On Wall Street, the Dow Jones Industrial Average was up 1.6%; the S&P500 index gained 1.8%; and the Nasdaq Composite advanced 2.4%.
All 11 major S&P sectors improved, led by a 3% rise in consumer discretionary, followed by a 1.7% rise in financials.
The department store chain Macy’s gained 12.1% after raising its annual profit forecasts, thanks to the recovery in demand for party wear.
Dollar General Corp and Dollar Tree climbed 13.2% and 17.8%, respectively, after raising their annual sales forecasts, at a time when more Americans are turning to discount store purchases now that inflation is at a four-decade high.
For its part, a report from the Department of Commerce showed that US Gross Domestic Product fell at an annualized rate of 1.5% last quarter, revised down from a 1.4% decline in April under the weight of a record trade deficit. In the fourth quarter, the economy grew at a strong rate of 6.9%.
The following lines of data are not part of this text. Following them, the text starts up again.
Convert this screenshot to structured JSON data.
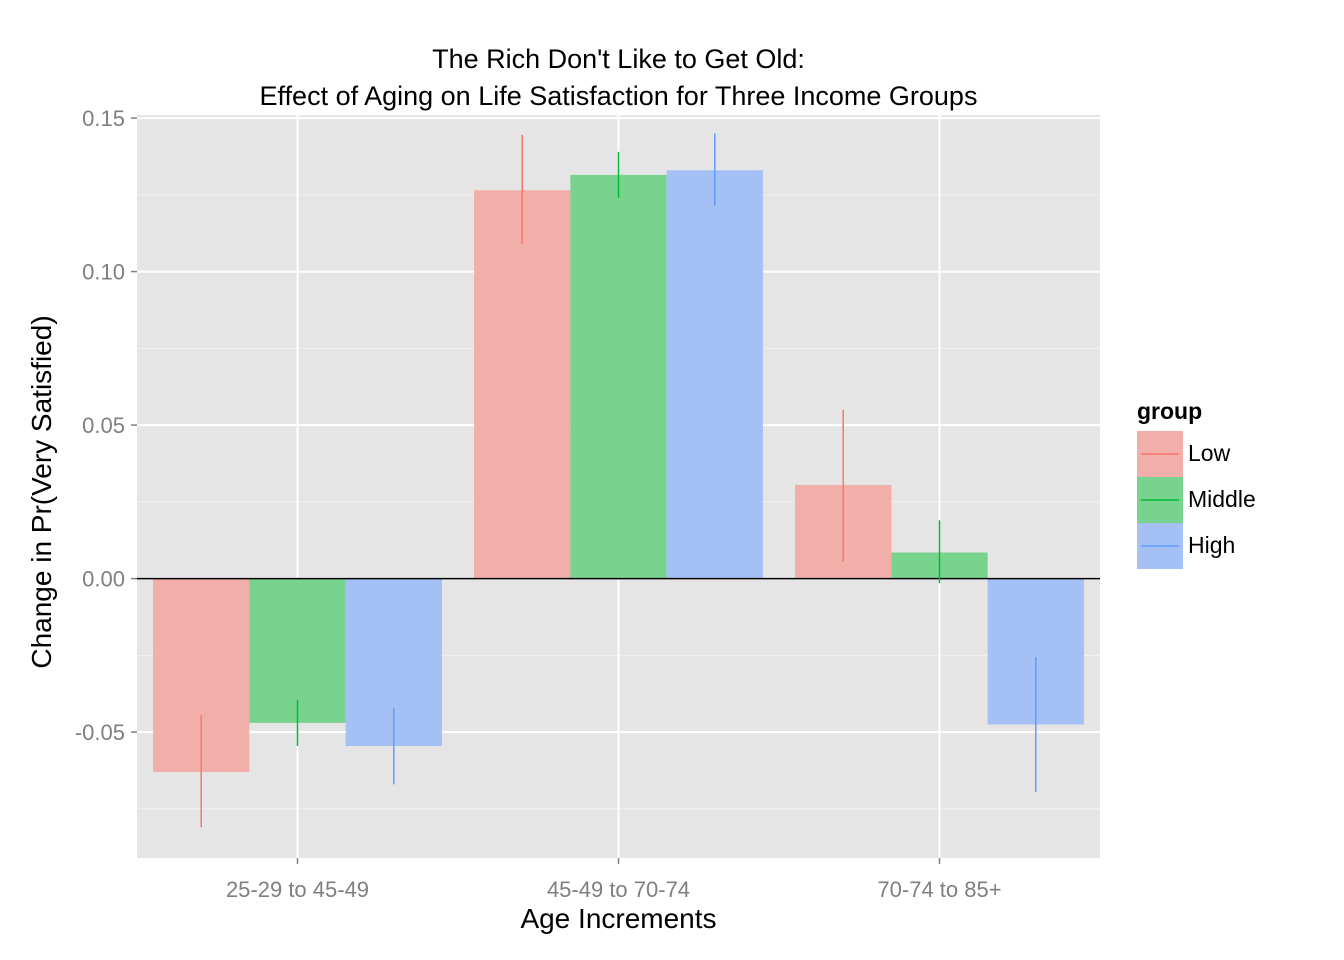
{
  "chart_data": {
    "type": "bar",
    "title": [
      "The Rich Don't Like to Get Old:",
      "Effect of Aging on Life Satisfaction for Three Income Groups"
    ],
    "xlabel": "Age Increments",
    "ylabel": "Change in Pr(Very Satisfied)",
    "categories": [
      "25-29 to 45-49",
      "45-49 to 70-74",
      "70-74 to 85+"
    ],
    "ylim": [
      -0.091,
      0.151
    ],
    "yticks": [
      -0.05,
      0.0,
      0.05,
      0.1,
      0.15
    ],
    "ytick_labels": [
      "-0.05",
      "0.00",
      "0.05",
      "0.10",
      "0.15"
    ],
    "grid": true,
    "legend": {
      "title": "group",
      "placement": "right"
    },
    "series": [
      {
        "name": "Low",
        "color": "#F8766D",
        "fill": "#F2AEA9",
        "values": [
          -0.063,
          0.1265,
          0.0305
        ],
        "err_low": [
          -0.081,
          0.109,
          0.0055
        ],
        "err_high": [
          -0.0445,
          0.1445,
          0.055
        ]
      },
      {
        "name": "Middle",
        "color": "#00BA38",
        "fill": "#78D38E",
        "values": [
          -0.047,
          0.1315,
          0.0085
        ],
        "err_low": [
          -0.0545,
          0.124,
          -0.0015
        ],
        "err_high": [
          -0.0395,
          0.139,
          0.019
        ]
      },
      {
        "name": "High",
        "color": "#619CFF",
        "fill": "#A4C0F5",
        "values": [
          -0.0545,
          0.133,
          -0.0475
        ],
        "err_low": [
          -0.067,
          0.1215,
          -0.0695
        ],
        "err_high": [
          -0.042,
          0.145,
          -0.0255
        ]
      }
    ]
  }
}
Likewise, weekly applications for unemployment benefits fell to 210,000 last week, which indicates that the labor market remains firm despite the increase in rates and the tightening of financial conditions.
“These numbers indicate that growth and demand are slowing down and that perhaps prices are starting to slow as well. And if all three of these things hold, then the case for a cautious turn will become stronger during the summer months.” , said Thomas Hayes of Great Hill Capital.